The other existing solution to this is FPGA cards: https://www.fpgadeveloper.com/list-of-fpga-dev-boards-for-pc... - note the wide spread in price. You then also have to deal with FPGA tooling. The benefit is much better timing.

  • Indeed, and even then, there's some sw-hw-codesign stuff that kinda helps you do what PCIem does but it's usually really pricey; so I kinda thought it'd be a good thing to have for free.

    PCIe prototyping is usually not something super straightforward if you don't want to pay hefty sums IME.

    • The "DMA cards" used for video game cheating are generic PCIe cards and (at least the one I got) comes with open documentation (schematics, example projects etc).

Hi! Author here! You can technically offload the transactions the real driver on your host does to wherever you want really. PCI is very delay-tolerant and it usually negotiates with the device so I see not much of an issue doing that proven that you can efficiently and performantly manage the throughput throughout the architecture. The thing that kinda makes PCIem special is that you are pretty much free to do whatever you want with the accesses the driver does, you have total freedom. I have made a simple NVME controller (With a 1GB drive I basically malloc'd) which pops up on the local PCI bus (And the regular Linux's nvme block driver attaches to it just fine). You can format it, mount it, create files, folders... it's kinda neat. I also have a simple dumb rasteriser that I made inside QEMU that I wanted to write a driver for, but since it doesn't exist, I used PCIem to help me redirect the driver writes to the QEMU instance hosting the card (Thus was able to run software-rendered DOOM, OpenGL 1.X-based Quake and Half-Life ports).

  • Fantastic tool, thank you for making this it is one of those things that you never knew you needed until someone took the time to put it together.

  • This is really interesting. Could it be used to carve up a host GPU for use in a guest VM?

    • As in, getting the PCIem shim to show up on a VM (Like, passthrough)? If that's what you're asking for, then; it's something being explored currently. Main challenges come from the subsystem that has to "unbind" the device from the host and do the reconfiguration (IOMMU, interrupt routing... and whatnot). But from my initial gatherings, it doesn't look like an impossible task.

    • > carve up

      Passthru or time sharing? The latter is difficult because you need something to manage the timeslices and enforce process isolation. I'm no expert but I understand it to be somewhere between nontrivial and not realistic without GPU vendor cooperation.

      Note that the GPU vendors all deliberately include this feature as part of their market segmentation.

Something like the stm32mp2 series of MCUs can run Linux and act as a PCIe endpoint you can control from a kernel module on the MCU. So you can program an arbitrary PCIe device that way (although it won’t be setting any speed records, and I think the PHY might be limited to PCIe 1x)

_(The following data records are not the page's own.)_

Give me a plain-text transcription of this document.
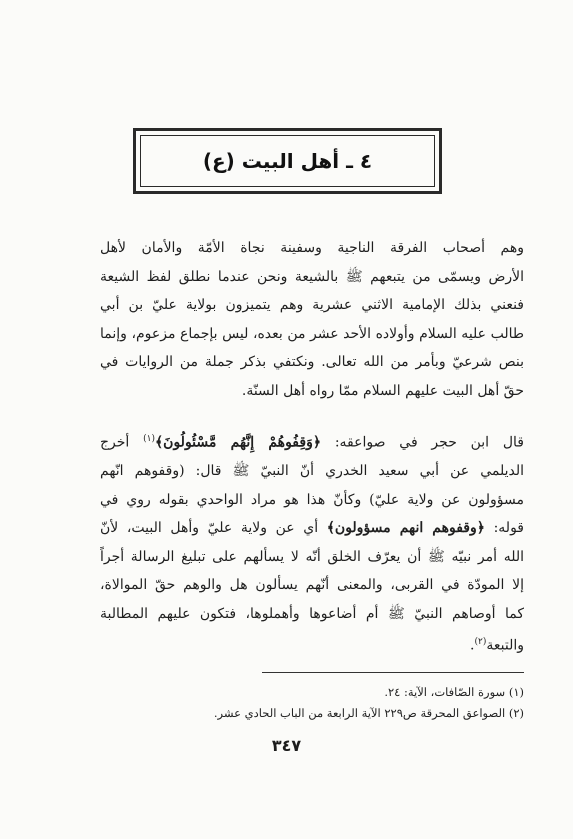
٤ ـ أهل البيت (ع)
وهم أصحاب الفرقة الناجية وسفينة نجاة الأمّة والأمان لأهل
الأرض ويسمّى من يتبعهم ﷺ بالشيعة ونحن عندما نطلق لفظ الشيعة
فنعني بذلك الإمامية الاثني عشرية وهم يتميزون بولاية عليّ بن أبي
طالب عليه السلام وأولاده الأحد عشر من بعده، ليس بإجماع مزعوم، وإنما
بنص شرعيّ وبأمر من الله تعالى. ونكتفي بذكر جملة من الروايات في
حقّ أهل البيت عليهم السلام ممّا رواه أهل السنّة.
قال ابن حجر في صواعقه: ﴿وَقِفُوهُمْ إِنَّهُم مَّسْئُولُونَ﴾$^{(١)}$ أخرج
الديلمي عن أبي سعيد الخدري أنّ النبيّ ﷺ قال: (وقفوهم انّهم
مسؤولون عن ولاية عليّ) وكأنّ هذا هو مراد الواحدي بقوله روي في
قوله: ﴿وقفوهم انهم مسؤولون﴾ أي عن ولاية عليّ وأهل البيت، لأنّ
الله أمر نبيّه ﷺ أن يعرّف الخلق أنّه لا يسألهم على تبليغ الرسالة أجراً
إلا المودّة في القربى، والمعنى أنّهم يسألون هل والوهم حقّ الموالاة،
كما أوصاهم النبيّ ﷺ أم أضاعوها وأهملوها، فتكون عليهم المطالبة
والتبعة$^{(٢)}$.
(١) سورة الصّافات، الآية: ٢٤.
(٢) الصواعق المحرقة ص٢٢٩ الآية الرابعة من الباب الحادي عشر.
٣٤٧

  • interesting... x1 would too slow for large amounts of storage, but as a test, a couple small SSDs could potentially be workable... sounds like im doing some digging...

    • There are many workloads that would not be able to saturate even an x1 link, it all depends on how much of the processing can be done internally to whatever lives on the other side of that link. Raw storage and layer-to-layer communications in AI applications are probably the worst cases but there are many more that are substantially better than that.

    • If there's any particular feature you feel you are missing on PCIem or anything, feel free to open an Issue and I'll look into it ;)

I recently bought a DMA cheating card because it's secretly just an FPGA PCIe card. Haven't tried to play around with it yet.

Seems unlikely you'd emulate a real PCIe card in software because PCIe is pretty high-speed.